Wo sehen Sie die Knackpunkte in der großen Koalition und Angriffspunkte der Linkspartei in den nächsten Wochen und Monaten?

Wir sind die Alternative zu den neoliberalen Parteien. Wir sind für einen Mindestlohn ohne Wenn und Aber. Das wäre insbesondere im Osten sehr wichtig. Wir nehmen die Heuschreckenkampagne, die die SPD vor der Landtagswahl in Nordrhein-Westfalen losgetreten hat, immer noch ernst und haben einen Antrag eingebracht, um die Zulassung von Hedge-Fonds in Deutschland wieder zurückzunehmen. Wir werden demnächst im Bundestag einen Antrag vorlegen, dass Hartz IV korrigiert wird.
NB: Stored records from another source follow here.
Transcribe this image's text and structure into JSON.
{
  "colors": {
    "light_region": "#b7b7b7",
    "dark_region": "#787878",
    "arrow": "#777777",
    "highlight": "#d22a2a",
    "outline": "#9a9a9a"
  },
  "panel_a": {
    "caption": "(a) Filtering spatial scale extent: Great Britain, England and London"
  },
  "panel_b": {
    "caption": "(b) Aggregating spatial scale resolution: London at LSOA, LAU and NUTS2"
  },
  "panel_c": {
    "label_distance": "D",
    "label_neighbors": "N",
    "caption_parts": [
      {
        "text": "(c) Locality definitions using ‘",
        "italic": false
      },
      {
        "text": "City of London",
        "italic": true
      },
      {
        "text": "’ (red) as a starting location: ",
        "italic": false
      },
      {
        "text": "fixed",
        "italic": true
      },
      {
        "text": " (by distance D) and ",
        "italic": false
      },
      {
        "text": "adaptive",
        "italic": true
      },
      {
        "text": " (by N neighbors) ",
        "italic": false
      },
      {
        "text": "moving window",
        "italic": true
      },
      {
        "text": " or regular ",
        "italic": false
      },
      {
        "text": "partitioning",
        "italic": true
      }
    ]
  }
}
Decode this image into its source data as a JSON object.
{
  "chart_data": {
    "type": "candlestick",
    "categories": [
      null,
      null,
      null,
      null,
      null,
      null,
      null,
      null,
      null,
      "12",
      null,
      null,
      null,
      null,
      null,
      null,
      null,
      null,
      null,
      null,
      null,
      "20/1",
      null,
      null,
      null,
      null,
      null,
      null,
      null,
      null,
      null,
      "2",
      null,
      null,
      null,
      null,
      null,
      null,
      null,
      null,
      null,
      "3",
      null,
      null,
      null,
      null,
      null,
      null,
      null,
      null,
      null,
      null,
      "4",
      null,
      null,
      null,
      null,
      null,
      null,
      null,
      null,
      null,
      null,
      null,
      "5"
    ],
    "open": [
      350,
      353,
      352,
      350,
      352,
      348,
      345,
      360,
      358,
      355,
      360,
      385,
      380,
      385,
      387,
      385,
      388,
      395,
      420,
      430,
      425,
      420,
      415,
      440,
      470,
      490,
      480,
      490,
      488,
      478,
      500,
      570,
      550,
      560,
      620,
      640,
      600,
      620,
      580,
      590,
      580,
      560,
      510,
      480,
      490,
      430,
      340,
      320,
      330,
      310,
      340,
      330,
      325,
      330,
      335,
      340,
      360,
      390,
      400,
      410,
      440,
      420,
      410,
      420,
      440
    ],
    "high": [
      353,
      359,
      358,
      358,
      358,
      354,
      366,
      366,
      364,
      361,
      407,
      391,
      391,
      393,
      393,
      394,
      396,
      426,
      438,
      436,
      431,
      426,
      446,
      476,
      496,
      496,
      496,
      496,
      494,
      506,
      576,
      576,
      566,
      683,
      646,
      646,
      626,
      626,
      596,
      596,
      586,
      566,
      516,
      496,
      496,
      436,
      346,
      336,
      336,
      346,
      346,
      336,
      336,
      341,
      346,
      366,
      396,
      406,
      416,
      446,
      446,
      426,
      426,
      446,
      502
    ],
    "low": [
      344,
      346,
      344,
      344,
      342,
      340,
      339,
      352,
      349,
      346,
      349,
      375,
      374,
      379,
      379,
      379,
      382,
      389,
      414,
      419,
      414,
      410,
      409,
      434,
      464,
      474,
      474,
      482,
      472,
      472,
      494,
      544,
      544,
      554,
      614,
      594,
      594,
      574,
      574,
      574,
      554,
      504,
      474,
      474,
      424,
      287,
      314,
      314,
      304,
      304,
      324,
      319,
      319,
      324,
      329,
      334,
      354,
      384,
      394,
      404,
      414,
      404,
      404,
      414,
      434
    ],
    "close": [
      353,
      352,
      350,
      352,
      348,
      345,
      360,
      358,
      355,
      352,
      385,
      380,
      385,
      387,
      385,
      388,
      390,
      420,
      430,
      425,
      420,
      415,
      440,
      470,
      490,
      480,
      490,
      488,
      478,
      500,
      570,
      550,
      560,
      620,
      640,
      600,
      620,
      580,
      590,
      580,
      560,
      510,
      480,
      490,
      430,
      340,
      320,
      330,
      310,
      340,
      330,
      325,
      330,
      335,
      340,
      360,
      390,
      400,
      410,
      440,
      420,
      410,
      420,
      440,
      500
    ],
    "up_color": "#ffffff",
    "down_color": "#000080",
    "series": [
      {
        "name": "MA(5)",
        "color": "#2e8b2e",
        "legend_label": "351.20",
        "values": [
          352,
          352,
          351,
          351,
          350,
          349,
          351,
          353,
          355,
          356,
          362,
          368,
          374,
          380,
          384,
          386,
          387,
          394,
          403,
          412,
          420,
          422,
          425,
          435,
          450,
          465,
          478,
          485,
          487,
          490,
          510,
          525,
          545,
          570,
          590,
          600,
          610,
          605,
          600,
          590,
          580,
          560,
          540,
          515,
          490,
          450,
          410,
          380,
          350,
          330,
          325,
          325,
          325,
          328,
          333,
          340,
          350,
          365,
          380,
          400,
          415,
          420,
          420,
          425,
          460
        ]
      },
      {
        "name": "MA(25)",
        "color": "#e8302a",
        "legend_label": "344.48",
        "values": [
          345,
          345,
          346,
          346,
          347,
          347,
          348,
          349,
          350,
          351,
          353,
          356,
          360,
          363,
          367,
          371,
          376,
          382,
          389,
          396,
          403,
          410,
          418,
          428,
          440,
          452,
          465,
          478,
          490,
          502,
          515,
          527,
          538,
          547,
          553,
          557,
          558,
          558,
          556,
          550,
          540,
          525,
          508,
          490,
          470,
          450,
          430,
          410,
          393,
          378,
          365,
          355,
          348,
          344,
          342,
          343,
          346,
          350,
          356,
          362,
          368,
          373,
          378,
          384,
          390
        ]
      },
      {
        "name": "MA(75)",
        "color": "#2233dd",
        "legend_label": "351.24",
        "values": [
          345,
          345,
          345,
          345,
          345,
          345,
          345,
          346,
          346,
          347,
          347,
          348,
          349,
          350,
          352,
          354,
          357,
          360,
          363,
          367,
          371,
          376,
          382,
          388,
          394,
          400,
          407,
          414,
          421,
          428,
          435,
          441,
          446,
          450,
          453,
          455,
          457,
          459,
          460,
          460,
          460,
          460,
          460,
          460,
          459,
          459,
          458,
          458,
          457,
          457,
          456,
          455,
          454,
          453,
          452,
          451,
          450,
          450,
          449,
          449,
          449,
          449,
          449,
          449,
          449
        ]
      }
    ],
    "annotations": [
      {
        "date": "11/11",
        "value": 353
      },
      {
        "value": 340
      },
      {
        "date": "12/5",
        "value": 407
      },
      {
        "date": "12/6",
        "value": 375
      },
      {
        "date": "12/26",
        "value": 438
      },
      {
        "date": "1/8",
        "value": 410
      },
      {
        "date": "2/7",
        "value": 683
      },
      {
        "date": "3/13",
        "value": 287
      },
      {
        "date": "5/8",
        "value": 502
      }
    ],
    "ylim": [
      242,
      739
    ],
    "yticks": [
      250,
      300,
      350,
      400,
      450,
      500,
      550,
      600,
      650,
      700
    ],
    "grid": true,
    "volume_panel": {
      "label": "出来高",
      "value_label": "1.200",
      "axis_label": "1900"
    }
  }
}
Der für mich nach wie vor größte Skandal ist die Enteignung der älteren Arbeitnehmer durch Hartz IV.

Die Linkspartei hat ja zwei Fraktionschefs. Funktioniert die Zusammenarbeit mit Gregor Gysi?

Die Zusammenarbeit ist gut. Ich wundere mich immer, dass es so schwer zu verstehen ist, dass zwei Leute gut zusammenarbeiten können.